Я встаю и потягиваюсь, даже приподнимаюсь на цыпочки, в спине приятно хрустят позвонки. Мне легко, самое последнее, что еще держало меня, отпустило, без боли, совсем не цепляясь, я даже не заметила, в какой именно момент. Я хочу спать, думаю я с улыбкой, наверное, уже поздно, это был чудной, дождливый день, который все пустил наперекосяк. Ну и хорошо, что наперекосяк, ну и хорошо, что я хочу спать.
Я стелю свежую постель, она еще пахнет чистотой и влажностью стирки и как будто духами. Я раздеваюсь, мне хочется спать голой, как когда-то давно, чтобы ничего не сдерживало, не сдавливало, не тянуло вниз. Я ложусь, и постель скользит по мне, принимая, и я разбрасываю себя свободно, независимо. Как хорошо! – говорю я себе.
Я лежу на спине и вижу в темноте потолок, сгрудившуюся одежду на стуле, сам стул, – я поворачиваю голову, – тумбочку, лампу на тумбочке, под лампой – книга. Мне расхотелось спать, слишком легко и свободно для сна, непривычно много воздуха. Да, именно так, то, что держало меня, вышло, и высвободившееся место заполнилось воздухом. Оттого и легко.
Я включаю лампу и беру книгу, но я не хочу рассуждений, я опасаюсь их ассоциативной силы, мне нечего больше вспоминать, я боюсь переусердствовать. Но если бы мне попался рассказик, говорю я себе, типа того, про танцора, было бы хорошо, рассказ бы я почитала. Я листаю, я не знаю, как отличить рассказ от других параграфов, я начинаю листать медленнее. Мне везет, под номером стоит заглавие. «Заглавие ведет к рассказу, это я уже знаю», – говорю я вслух и упираюсь локтем в подушку.
ПОСЛЕДНЯЯ ПОДСКАЗКА Марк Штайм, в сбитом набок картузе, в поношенном пиджаке, в мятых брюках, сползающих с его выпирающих колких бедер, в широких и тяжелых ботинках на босу ногу, сидел на скамейке в сквере и думал. То, что он плохо одет, говорили ему часто и многие, особенно женщины. Тем не менее порой они неистово стремились прорвать отчужденность и оказаться внутри его замкнутого мира, ко, когда им это удавалось, они, к своему удивлению, в нем ничего не находили, кроме невнимательного взгляда и нехорошо пахнущего белья. К тому же их порыв изменить его одеждой, походкой ни к чему не приводил, и они, раздражаясь, тогда и говорили ему, что он плохо одет и что ему надо пользоваться какими-нибудь духами или дезодорантом, в конце концов.

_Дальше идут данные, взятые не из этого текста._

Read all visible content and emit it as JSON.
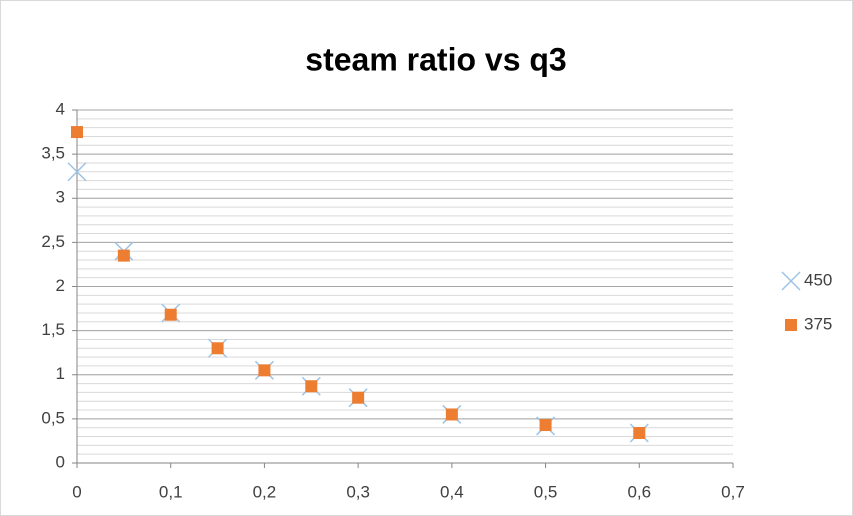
{
  "chart_data": {
    "type": "scatter",
    "title": "steam ratio vs q3",
    "series": [
      {
        "name": "450",
        "color": "#9dc3e6",
        "marker": "x",
        "x": [
          0,
          0.05,
          0.1,
          0.15,
          0.2,
          0.25,
          0.3,
          0.4,
          0.5,
          0.6
        ],
        "values": [
          3.3,
          2.4,
          1.7,
          1.3,
          1.05,
          0.87,
          0.74,
          0.55,
          0.42,
          0.34
        ]
      },
      {
        "name": "375",
        "color": "#ed7d31",
        "marker": "square",
        "x": [
          0,
          0.05,
          0.1,
          0.15,
          0.2,
          0.25,
          0.3,
          0.4,
          0.5,
          0.6
        ],
        "values": [
          3.75,
          2.35,
          1.68,
          1.3,
          1.05,
          0.87,
          0.74,
          0.55,
          0.43,
          0.34
        ]
      }
    ],
    "xlim": [
      0,
      0.7
    ],
    "xticks": [
      0,
      {
        "value": 0.1,
        "label": "0,1"
      },
      {
        "value": 0.2,
        "label": "0,2"
      },
      {
        "value": 0.3,
        "label": "0,3"
      },
      {
        "value": 0.4,
        "label": "0,4"
      },
      {
        "value": 0.5,
        "label": "0,5"
      },
      {
        "value": 0.6,
        "label": "0,6"
      },
      {
        "value": 0.7,
        "label": "0,7"
      }
    ],
    "ylim": [
      0,
      4
    ],
    "yticks": [
      0,
      {
        "value": 0.5,
        "label": "0,5"
      },
      1,
      {
        "value": 1.5,
        "label": "1,5"
      },
      2,
      {
        "value": 2.5,
        "label": "2,5"
      },
      3,
      {
        "value": 3.5,
        "label": "3,5"
      },
      4
    ],
    "grid": true,
    "minor_grid_step": 0.1,
    "legend": "right"
  }
}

Не менялся же он по трем причинам. Во-первых, он любил старую, привычную, привязавшуюся к телу одежду и только в ней чувствовал себя удобно. Потом ему было абсолютно все равно, как и во что он одет, и к тому же у него, как правило, не было денег. У него имелся, впрочем, фрак, новый, вернее, не новый, а почти неношеный, он надевал его всего несколько раз, когда ходил на приемы, на которые его почему-то приглашали. Но в нем он как раз чувствовал себя неуклюжим, растерянным, он не знал, куда деть руки, и ему казалось, что на него смотрят именно из-за его неловкости и даже указывают глазами. На него действительно указывали глазами, но по другой причине, многие почитали его гением, пусть непризнанным, но ведь именно таким гениям и следует быть, особенно художникам.
Он был художником, этот странный Марк Штайм, рыжим, лысеющим художником, хотя совсем еще не старым, чуть больше тридцати. Он действительно был, как говорили, не от мира сего, особенно судя по тому, что его можно было окликнуть несколько раз, а он смотрел разбегающимся взглядом и не слышал и лишь потом вздрагивал, будто возвращался откуда-то. Еще более странным было то, что он отлично осознавал, какое впечатление производит, и даже поддерживал его, считая, что оно ему подходит, как и одежда, которую он носил, и был отчасти прав, потому что именно его странности, его замкнутость и его непризнанная слава привлекали к нему.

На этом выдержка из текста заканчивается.